Активно оценивается речь человека, так как через неё выявляются многие сущностные черты. Герои рассказов Шукшина небезразличны и к форме, и к содержанию речи. В формальном аспекте важны те свойства речи, которые способствуют адекватному, точному восприятию содержания, норма в этом аспекте – внятная речь в умеренном темпе. Оценочные имена с отрицательной эмоциональной окраской получают лица, говорящие невнятно, слишком быстро. В последнем аспекте наиболее существенными параметрами, выявляемыми в системе оценочных имён, представляются содержательность речи, то есть её информационная насыщенность; правдивость речи; скромность говорящего; уважение к собеседнику. Так язык отражает представление говорящего человека об идеальной коммуникации, современная наука сформулировала важнейшие правила речевого общения, находящие непосредственные параллели с вышеизложенным.
Поведение человека также находится в сфере активной оценочной деятельности человека. Оценивается прежде всего три аспекта: отношение к труду, собственности, окружающим людям. Труд – основа социальной жизни, активное, положительное отношение к труду – норма социальной жизни.
Норма в отношении к собственности – бережное, расчётливое отношение, отрицательно оценивается как скупость, так и мотовство.
Особенно важна для человека сфера межличностных отношений, в оценочных номинациях отмечаются такие черты характера, свойства человека: злость, грубость, нахальство, угрюмый нрав. Широкий спектр отрицательных оценочных имён получают «аномальные» в системе нравственных норм пристрастия человека, такими аномалиями являются, как следует из анализа системы оценочных наименований лица, склонность к пьянству, внебрачным связям, недомовитость.
Внешность человека оценивается как со стороны врождённых, онтологических признаков, так и социальных, поведенческих. Эстетические стандарты, нормы в данном случае связаны с социальными характеристиками и прагматическими устремлениями. Эстетическая норма – пропорциональность сложения, социальная – опрятность. Отрицательно оценивается отклонение от средних пропорций роста и комплекции, при этом первый аспект связан прежде всего с эстетическим стандартом, излишняя худоба и полнота свидетельствует о плохом здоровье и слабой социальной активности.
Аккуратность – аспект и социальной, и эстетической оценки, человек обращает внимание на опрятность, чистоту, аккуратность причёски, одежды, дома.
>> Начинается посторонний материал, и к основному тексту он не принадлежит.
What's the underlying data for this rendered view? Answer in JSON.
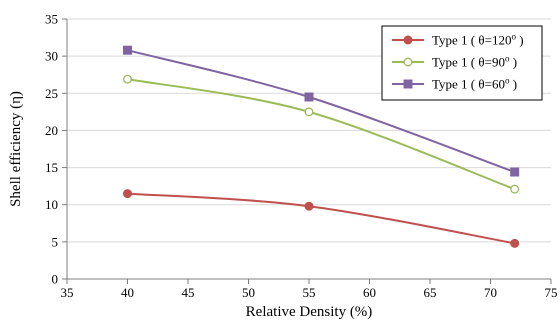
{
  "chart_data": {
    "type": "line",
    "title": "",
    "xlabel": "Relative Density (%)",
    "ylabel": "Shell efficiency (η)",
    "xlim": [
      35,
      75
    ],
    "ylim": [
      0,
      35
    ],
    "xticks": [
      35,
      40,
      45,
      50,
      55,
      60,
      65,
      70,
      75
    ],
    "yticks": [
      0,
      5,
      10,
      15,
      20,
      25,
      30,
      35
    ],
    "grid": "horizontal",
    "legend_position": "top-right",
    "series": [
      {
        "name": "Type 1 ( θ=120",
        "name_sup": "o",
        "name_end": ")",
        "marker": "filled-circle",
        "color": "#c0504d",
        "x": [
          40,
          55,
          72
        ],
        "y": [
          11.5,
          9.8,
          4.8
        ]
      },
      {
        "name": "Type 1 ( θ=90",
        "name_sup": "o",
        "name_end": ")",
        "marker": "open-circle",
        "color": "#9bbb59",
        "x": [
          40,
          55,
          72
        ],
        "y": [
          26.9,
          22.5,
          12.1
        ]
      },
      {
        "name": "Type 1 ( θ=60",
        "name_sup": "o",
        "name_end": ")",
        "marker": "filled-square",
        "color": "#8064a2",
        "x": [
          40,
          55,
          72
        ],
        "y": [
          30.8,
          24.5,
          14.4
        ]
      }
    ]
  }
}
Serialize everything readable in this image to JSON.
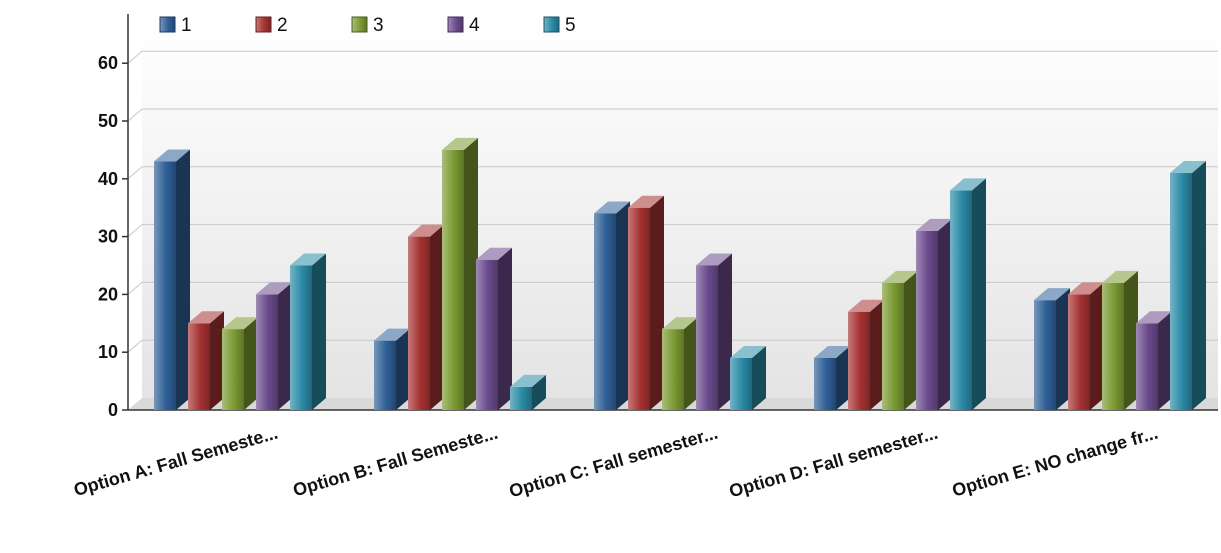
{
  "chart_data": {
    "type": "bar",
    "title": "",
    "xlabel": "",
    "ylabel": "",
    "ylim": [
      0,
      65
    ],
    "yticks": [
      0,
      10,
      20,
      30,
      40,
      50,
      60
    ],
    "grid": true,
    "legend_position": "top-left",
    "categories": [
      "Option A: Fall Semeste...",
      "Option B: Fall Semeste...",
      "Option C: Fall semester...",
      "Option D: Fall semester...",
      "Option E: NO change fr..."
    ],
    "series": [
      {
        "name": "1",
        "color": "#2f5f97",
        "values": [
          43,
          12,
          34,
          9,
          19
        ]
      },
      {
        "name": "2",
        "color": "#a63232",
        "values": [
          15,
          30,
          35,
          17,
          20
        ]
      },
      {
        "name": "3",
        "color": "#7b9a32",
        "values": [
          14,
          45,
          14,
          22,
          22
        ]
      },
      {
        "name": "4",
        "color": "#6a4a8c",
        "values": [
          20,
          26,
          25,
          31,
          15
        ]
      },
      {
        "name": "5",
        "color": "#2a8aa6",
        "values": [
          25,
          4,
          9,
          38,
          41
        ]
      }
    ]
  }
}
Таким образом, обозначив в системе оценочных имён аномалии внешнего вида, черт характера, поведения, представляется образ «идеального человека» – пропорционально сложенный, здоровый, аккуратный, добросовестно и продуктивно работающий, имеющий собственность, умеющий её сохранить, но не скупой, человек доброго и весёлого нрава, открытый в общении, не склонный к мотовству, пьянству, прелюбодейству, умный и образованный, умеющий ясно излагать мысли.
Но Шукшина не интересует образ «идеального человека», потому что он сосредоточил своё внимание на обычных людях, живущих так называемой нормальной жизнью, рядом с нами. Они не соответствуют идеалу. Не находит себе удовлетворения лишь частица их души, натуры, личности. Частица Но она и есть главное. При наличии или отсутствии её персонажи делятся на два типа: «чудики» и «античудики».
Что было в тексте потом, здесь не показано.